Закон продолжающей вечно действовать силы касается не только физической, но и духовной области. Нам представляется естественным, что героическая воля продолжает взлетать и продолжает создавать воли. С особым даже пристрастием трудятся наши ученые над открытием исходной энергии религиозного или поэтического явления. Написаны толстые тома, чтобы связать структуру мышления нашего времени с определенными мыслителями прошлого. Эта деятельность профессоров философии иногда даже сама рассматривается как философия, настолько важной она кажется. Системы эстетики также точно исследуются и фиксируются документально. Но при этом искусство и представители искусства почти полностью забыты; для них на скорую руку создали особую эстетику, которая повернулась спиной к нордической Западной Европе, смотрит пристально на юго-восток или в облака, чтобы открытый якобы там критерий оценки использовать и по отношению к европейскому искусству.
Но что было тем, что пробудило Бетховена в бурю и непогоду бегать по Вене, внезапно остановиться, и, забывши обо всем на свете, отбивать ритм кулаками? Что было тем, что заставило Рембрандта в глубокой бедности презирать все внешнее и до потери сил стоять за холстом? Что побудило Леонардо изучать тайны человеческой фигуры? Что заставило Ульриха фон Энзингена составлять его церковные планы? Это было не что иное, как самовоплощение художественной (эстетической) воли, которую следует, наконец, признать древней загадкой, наряду с героическим и нравственным, если мы хотим, наконец, выйти за рамки эстетики наших старших учителей. И это тем более, когда нигде бурный и волевой момент в искусстве не проявился так четко, как в нордической Западной Европе. Не выделить это со всей четкостью - это один из величайших грехов упущения XIX века.
Грек тоже был до глубины души волевым в час рождения своего искусства. Именно греческое сказание сообщает нам о художнике, который так пылко полюбил свое произведение, что любовь его и мертвый камень превратила в полнокровную жизнь. И в этом мифе изложено признание всеформирующей эстетической воли. И дикая роспись на Парфеноне, греческий танец и утраченная греческая музыка (от которой получили свое имя все другие "музы") делали это буйство воли раньше более слышным, чем это кажется сегодня. Но все-таки у древнего грека после волевого акта творчества наступает духовное упрощение формы, что было характерным для греческой культуры. Это самообладание вызвало в западноевропейском наблюдателе "созерцательное" настроение, на основе которого он тогда вообще построил эстетику.

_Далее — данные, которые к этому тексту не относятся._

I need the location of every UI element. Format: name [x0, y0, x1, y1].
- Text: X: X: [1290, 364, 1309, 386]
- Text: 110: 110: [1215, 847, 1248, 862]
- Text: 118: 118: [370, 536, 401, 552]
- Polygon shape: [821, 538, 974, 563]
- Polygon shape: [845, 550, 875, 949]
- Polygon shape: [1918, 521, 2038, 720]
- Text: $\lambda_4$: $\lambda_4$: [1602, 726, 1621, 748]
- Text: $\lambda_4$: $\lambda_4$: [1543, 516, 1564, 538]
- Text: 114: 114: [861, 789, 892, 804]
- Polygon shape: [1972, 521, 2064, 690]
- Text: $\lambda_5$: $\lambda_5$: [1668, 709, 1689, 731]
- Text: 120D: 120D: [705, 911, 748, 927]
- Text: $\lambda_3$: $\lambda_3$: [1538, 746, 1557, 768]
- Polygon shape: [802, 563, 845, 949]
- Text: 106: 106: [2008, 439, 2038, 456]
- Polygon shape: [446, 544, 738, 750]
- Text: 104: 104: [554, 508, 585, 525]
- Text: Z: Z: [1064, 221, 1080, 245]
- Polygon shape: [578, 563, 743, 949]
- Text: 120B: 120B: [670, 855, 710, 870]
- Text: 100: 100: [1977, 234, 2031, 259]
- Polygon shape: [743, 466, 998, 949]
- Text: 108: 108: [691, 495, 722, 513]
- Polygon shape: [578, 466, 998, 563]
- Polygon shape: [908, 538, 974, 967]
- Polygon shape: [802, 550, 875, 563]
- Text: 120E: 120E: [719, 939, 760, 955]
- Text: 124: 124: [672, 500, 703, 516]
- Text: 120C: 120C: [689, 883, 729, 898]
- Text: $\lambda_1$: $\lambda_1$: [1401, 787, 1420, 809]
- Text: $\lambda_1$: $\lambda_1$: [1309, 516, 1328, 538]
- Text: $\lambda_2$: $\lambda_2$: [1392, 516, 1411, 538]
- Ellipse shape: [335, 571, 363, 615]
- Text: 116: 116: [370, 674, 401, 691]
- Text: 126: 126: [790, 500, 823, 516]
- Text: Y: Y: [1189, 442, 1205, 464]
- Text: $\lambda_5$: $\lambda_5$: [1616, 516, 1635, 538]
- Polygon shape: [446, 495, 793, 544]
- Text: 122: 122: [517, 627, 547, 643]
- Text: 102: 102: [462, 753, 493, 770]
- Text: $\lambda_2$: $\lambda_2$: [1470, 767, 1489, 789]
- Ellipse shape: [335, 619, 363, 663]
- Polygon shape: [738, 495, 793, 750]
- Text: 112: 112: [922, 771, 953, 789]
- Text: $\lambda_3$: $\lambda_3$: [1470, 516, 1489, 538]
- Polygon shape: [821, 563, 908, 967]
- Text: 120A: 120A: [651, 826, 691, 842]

Эстетическое восприятие означает чувство наслаждения; эстетическое настроение - это бесстрастное созерцание, при котором чистый субъект признания поднимается до безотходной объективности. Так учит эстетика Канта и Шопенгауэра. Так писали девяносто девять из ста философов искусства после них. В основе этой оценки лежал упомянутый догмат навязанной веры, который всю нашу эстетику обрек на бесплодие. Наиболее примечательно утверждение об отсутствии эстетической воли. В этом утверждении сходятся и непримиримые в остальном противники. Тот факт, что за каждым художественным произведением, так же как и за религиозным учением, стоит сила, вообще не был принят во внимание. Поэтому наша эстетика касается взглядов, идей, понятий, только фрагментов восприятия красоты, а не того факта, что в основе любого художественного творчества лежит формирующая воля, которая сосредоточивается в произведении и в случае необходимости снова ставит цель разбудить деятельную силу души, чтобы все старания не были напрасными.